New York, Etats-Unis (PANA) – Le Secrétaire général des Nations unies, Ban Ki-moon, s'est entretenu dimanche au téléphone avec Alassane Ouattara, reconnu par la communauté internationale comme président élu de la Côte d'Ivoire, pour discuter de la crise post-électorale dans ce pays de l'Afrique de l'Ouest, indique un communiqué des Nations unies transmis lundi à la PANA à New York.

Le communiqué cite le Secrétaire général de l'ONU qui exprime "ses profondes préoccupations et ses inquiétudes sur les rapports faisant état de beaucoup de morts du côté des civils dans la ville de Duekoue, située dans l'Ouest du pays et qui sont attribués aux forces pro-Ouattara".

"Ban Ki-moon a indiqué que les auteurs de ces exactions devraient répondre de leurs actes", poursuit le communiqué, qui indique cependant que M. Ouattara a rejeté l'implication de ses forces et a déclaré "qu'il a mené une enquête et qu'il est prêt à accueillir une commission internationale d'enquêtes sur le problème".

Les rapports de presse indiquent que les forces favorables à Ouattara ont réalisé des progrès significatifs pour chasser Laurent Gbagbo, le président sortant de la Côte d'Ivoire qui refuse de quitter malgré sa défaite lors du deuxième tour de l'élection présidentielle de novembre dernier.
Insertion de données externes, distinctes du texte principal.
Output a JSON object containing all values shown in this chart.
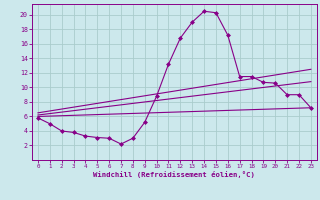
{
  "xlabel": "Windchill (Refroidissement éolien,°C)",
  "bg_color": "#cce8ec",
  "grid_color": "#aacccc",
  "line_color": "#880088",
  "xlim": [
    -0.5,
    23.5
  ],
  "ylim": [
    0,
    21.5
  ],
  "yticks": [
    2,
    4,
    6,
    8,
    10,
    12,
    14,
    16,
    18,
    20
  ],
  "xticks": [
    0,
    1,
    2,
    3,
    4,
    5,
    6,
    7,
    8,
    9,
    10,
    11,
    12,
    13,
    14,
    15,
    16,
    17,
    18,
    19,
    20,
    21,
    22,
    23
  ],
  "curve1_x": [
    0,
    1,
    2,
    3,
    4,
    5,
    6,
    7,
    8,
    9,
    10,
    11,
    12,
    13,
    14,
    15,
    16,
    17,
    18,
    19,
    20,
    21,
    22,
    23
  ],
  "curve1_y": [
    5.8,
    5.0,
    4.0,
    3.8,
    3.3,
    3.1,
    3.0,
    2.2,
    3.0,
    5.2,
    8.8,
    13.2,
    16.8,
    19.0,
    20.5,
    20.3,
    17.2,
    11.5,
    11.5,
    10.7,
    10.6,
    9.0,
    9.0,
    7.2
  ],
  "line2_x": [
    0,
    23
  ],
  "line2_y": [
    6.0,
    7.2
  ],
  "line3_x": [
    0,
    23
  ],
  "line3_y": [
    6.2,
    10.8
  ],
  "line4_x": [
    0,
    23
  ],
  "line4_y": [
    6.5,
    12.5
  ]
}
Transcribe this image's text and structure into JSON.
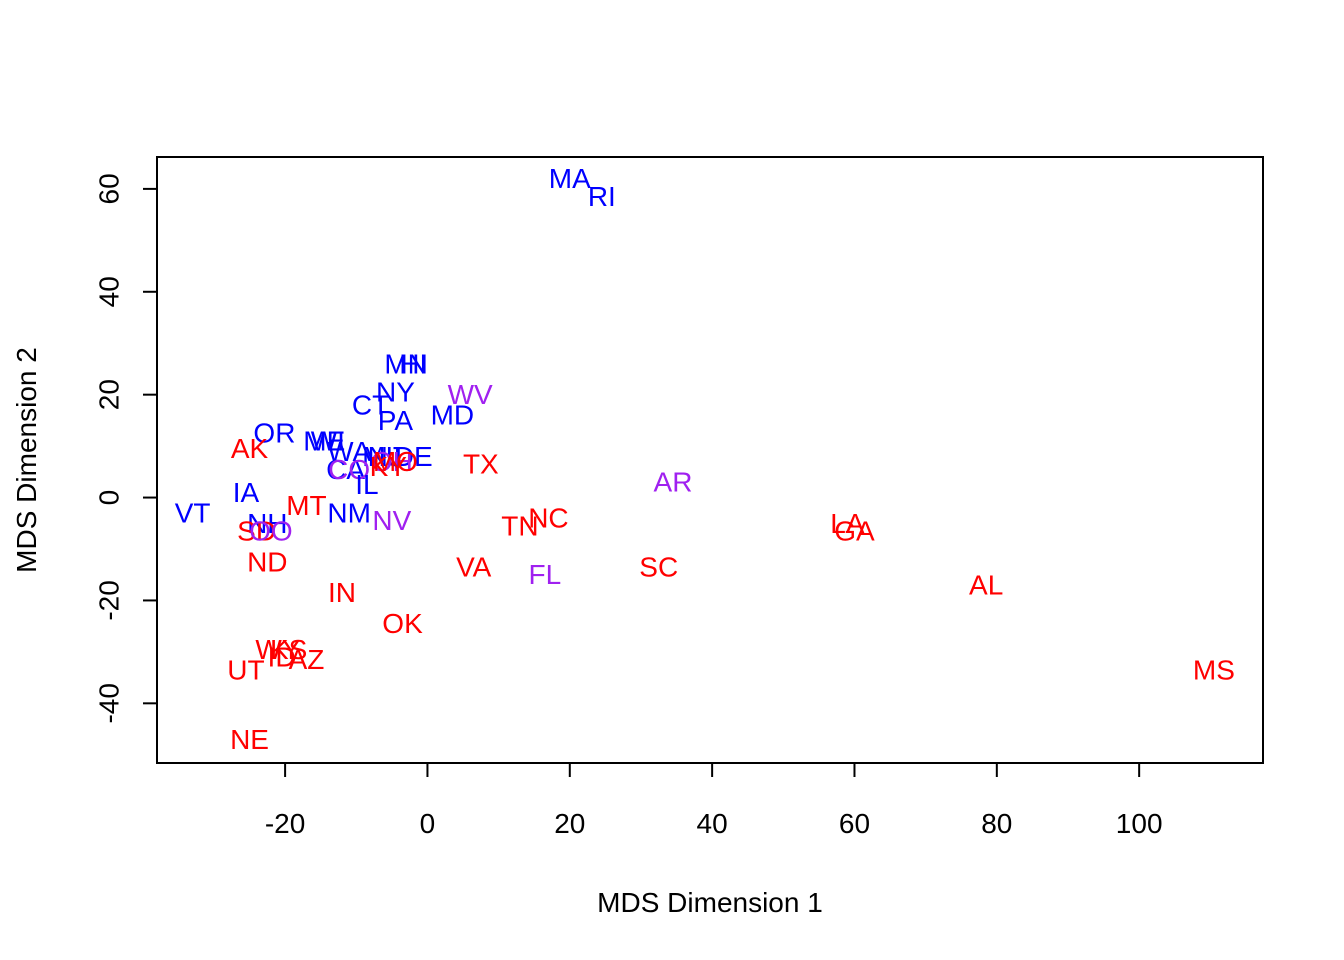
{
  "chart_data": {
    "type": "scatter",
    "title": "",
    "xlabel": "MDS Dimension 1",
    "ylabel": "MDS Dimension 2",
    "xlim": [
      -38,
      117.4
    ],
    "ylim": [
      -51.6,
      66.2
    ],
    "xticks": [
      -20,
      0,
      20,
      40,
      60,
      80,
      100
    ],
    "yticks": [
      -40,
      -20,
      0,
      20,
      40,
      60
    ],
    "grid": false,
    "colors": {
      "red": "#ff0000",
      "blue": "#0000ff",
      "purple": "#a020f0"
    },
    "points": [
      {
        "label": "MA",
        "x": 20,
        "y": 62,
        "color": "blue"
      },
      {
        "label": "RI",
        "x": 24.5,
        "y": 58.5,
        "color": "blue"
      },
      {
        "label": "MN",
        "x": -3,
        "y": 26,
        "color": "blue"
      },
      {
        "label": "HI",
        "x": -2,
        "y": 26,
        "color": "blue"
      },
      {
        "label": "NY",
        "x": -4.5,
        "y": 20.5,
        "color": "blue"
      },
      {
        "label": "WV",
        "x": 6,
        "y": 20,
        "color": "purple"
      },
      {
        "label": "CT",
        "x": -8,
        "y": 18,
        "color": "blue"
      },
      {
        "label": "PA",
        "x": -4.5,
        "y": 15,
        "color": "blue"
      },
      {
        "label": "MD",
        "x": 3.5,
        "y": 16,
        "color": "blue"
      },
      {
        "label": "OR",
        "x": -21.5,
        "y": 12.5,
        "color": "blue"
      },
      {
        "label": "AK",
        "x": -25,
        "y": 9.5,
        "color": "red"
      },
      {
        "label": "ME",
        "x": -14.5,
        "y": 11,
        "color": "blue"
      },
      {
        "label": "WI",
        "x": -14,
        "y": 11,
        "color": "blue"
      },
      {
        "label": "WA",
        "x": -11,
        "y": 9,
        "color": "blue"
      },
      {
        "label": "MI",
        "x": -7,
        "y": 8,
        "color": "blue"
      },
      {
        "label": "NJ",
        "x": -6,
        "y": 8,
        "color": "blue"
      },
      {
        "label": "DE",
        "x": -2,
        "y": 8,
        "color": "blue"
      },
      {
        "label": "OH",
        "x": -5,
        "y": 7,
        "color": "purple"
      },
      {
        "label": "MO",
        "x": -4.5,
        "y": 7,
        "color": "red"
      },
      {
        "label": "KY",
        "x": -5.5,
        "y": 6,
        "color": "red"
      },
      {
        "label": "TX",
        "x": 7.5,
        "y": 6.5,
        "color": "red"
      },
      {
        "label": "CA",
        "x": -11.5,
        "y": 5.5,
        "color": "blue"
      },
      {
        "label": "CO",
        "x": -11,
        "y": 5.5,
        "color": "purple"
      },
      {
        "label": "IL",
        "x": -8.5,
        "y": 2.5,
        "color": "blue"
      },
      {
        "label": "AR",
        "x": 34.5,
        "y": 3,
        "color": "purple"
      },
      {
        "label": "IA",
        "x": -25.5,
        "y": 1,
        "color": "blue"
      },
      {
        "label": "MT",
        "x": -17,
        "y": -1.5,
        "color": "red"
      },
      {
        "label": "VT",
        "x": -33,
        "y": -3,
        "color": "blue"
      },
      {
        "label": "NM",
        "x": -11,
        "y": -3,
        "color": "blue"
      },
      {
        "label": "NV",
        "x": -5,
        "y": -4.5,
        "color": "purple"
      },
      {
        "label": "NC",
        "x": 17,
        "y": -4,
        "color": "red"
      },
      {
        "label": "NH",
        "x": -22.5,
        "y": -5,
        "color": "blue"
      },
      {
        "label": "TN",
        "x": 13,
        "y": -5.5,
        "color": "red"
      },
      {
        "label": "LA",
        "x": 59,
        "y": -5,
        "color": "red"
      },
      {
        "label": "GA",
        "x": 60,
        "y": -6.5,
        "color": "red"
      },
      {
        "label": "SD",
        "x": -24,
        "y": -6.5,
        "color": "red"
      },
      {
        "label": "OO",
        "x": -22,
        "y": -6.5,
        "color": "purple"
      },
      {
        "label": "ND",
        "x": -22.5,
        "y": -12.5,
        "color": "red"
      },
      {
        "label": "VA",
        "x": 6.5,
        "y": -13.5,
        "color": "red"
      },
      {
        "label": "SC",
        "x": 32.5,
        "y": -13.5,
        "color": "red"
      },
      {
        "label": "FL",
        "x": 16.5,
        "y": -15,
        "color": "purple"
      },
      {
        "label": "AL",
        "x": 78.5,
        "y": -17,
        "color": "red"
      },
      {
        "label": "IN",
        "x": -12,
        "y": -18.5,
        "color": "red"
      },
      {
        "label": "OK",
        "x": -3.5,
        "y": -24.5,
        "color": "red"
      },
      {
        "label": "WY",
        "x": -21,
        "y": -29.5,
        "color": "red"
      },
      {
        "label": "KS",
        "x": -19.5,
        "y": -29.5,
        "color": "red"
      },
      {
        "label": "ID",
        "x": -20.5,
        "y": -31,
        "color": "red"
      },
      {
        "label": "AZ",
        "x": -17,
        "y": -31.5,
        "color": "red"
      },
      {
        "label": "UT",
        "x": -25.5,
        "y": -33.5,
        "color": "red"
      },
      {
        "label": "MS",
        "x": 110.5,
        "y": -33.5,
        "color": "red"
      },
      {
        "label": "NE",
        "x": -25,
        "y": -47,
        "color": "red"
      }
    ]
  }
}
Vendredi dernier, le Haut commissaire des Nations unies aux droits de l'Homme avait exhorté les forces loyales à Ouattara à faire preuve de retenue après des rapports reçus les impliquant dans de graves violations des droits de l'Homme dans leur progression vers  Abidjan, la capitale.

M. Rupert Colville, le porte-parole du OHCHR, a déclaré que le bureau avait reçu "des rapports troublants mais non confirmés de violations de droits de l'Homme commises par le camp de Ouattara, connu sous le nom de Forces républicaines de Côte d'Ivoire (FRCI).
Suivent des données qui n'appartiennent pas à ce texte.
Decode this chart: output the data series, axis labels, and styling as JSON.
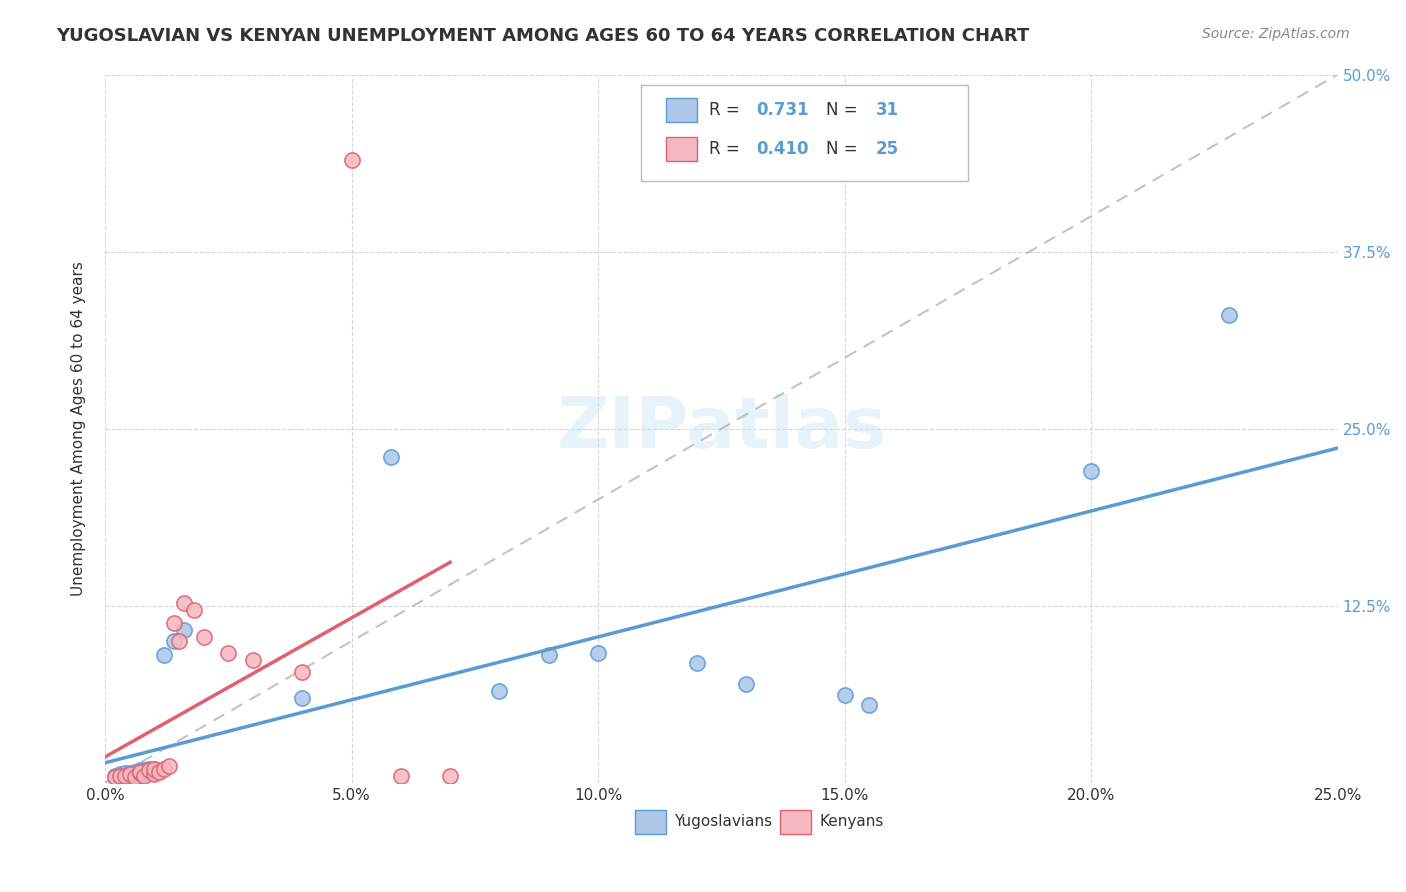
{
  "title": "YUGOSLAVIAN VS KENYAN UNEMPLOYMENT AMONG AGES 60 TO 64 YEARS CORRELATION CHART",
  "source": "Source: ZipAtlas.com",
  "xlabel": "",
  "ylabel": "Unemployment Among Ages 60 to 64 years",
  "xlim": [
    0.0,
    0.25
  ],
  "ylim": [
    0.0,
    0.5
  ],
  "blue_color": "#aec6e8",
  "blue_edge_color": "#5b9bd5",
  "pink_color": "#f4b8c1",
  "pink_edge_color": "#e06070",
  "watermark": "ZIPatlas",
  "blue_R": "0.731",
  "blue_N": "31",
  "pink_R": "0.410",
  "pink_N": "25",
  "yugoslavian_x": [
    0.002,
    0.003,
    0.003,
    0.004,
    0.004,
    0.005,
    0.005,
    0.006,
    0.006,
    0.007,
    0.007,
    0.008,
    0.008,
    0.009,
    0.009,
    0.01,
    0.01,
    0.012,
    0.014,
    0.016,
    0.04,
    0.058,
    0.08,
    0.09,
    0.1,
    0.12,
    0.13,
    0.15,
    0.155,
    0.2,
    0.228
  ],
  "yugoslavian_y": [
    0.005,
    0.004,
    0.006,
    0.005,
    0.007,
    0.004,
    0.007,
    0.006,
    0.008,
    0.005,
    0.009,
    0.006,
    0.009,
    0.007,
    0.01,
    0.008,
    0.01,
    0.09,
    0.1,
    0.108,
    0.06,
    0.23,
    0.065,
    0.09,
    0.092,
    0.085,
    0.07,
    0.062,
    0.055,
    0.22,
    0.33
  ],
  "kenyan_x": [
    0.002,
    0.003,
    0.004,
    0.005,
    0.006,
    0.007,
    0.007,
    0.008,
    0.009,
    0.01,
    0.01,
    0.011,
    0.012,
    0.013,
    0.014,
    0.015,
    0.016,
    0.018,
    0.02,
    0.025,
    0.03,
    0.04,
    0.05,
    0.06,
    0.07
  ],
  "kenyan_y": [
    0.004,
    0.005,
    0.005,
    0.006,
    0.004,
    0.007,
    0.008,
    0.005,
    0.009,
    0.006,
    0.01,
    0.008,
    0.01,
    0.012,
    0.113,
    0.1,
    0.127,
    0.122,
    0.103,
    0.092,
    0.087,
    0.078,
    0.44,
    0.005,
    0.005
  ]
}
"Des rapports font état de pillages, d'expropriations et de violations flagrantes des droits de l'Homme telles que des enlèvements, des arrestations arbitraires et des sévices infligés aux populations civiles", a-t-il déclaré.

Il a également ajouté qu'on reproche également au groupe "Commando invisible", qui combat les forces loyales à  Gbagbo de poursuivre les violations même dans la capitale économique, Abidjan.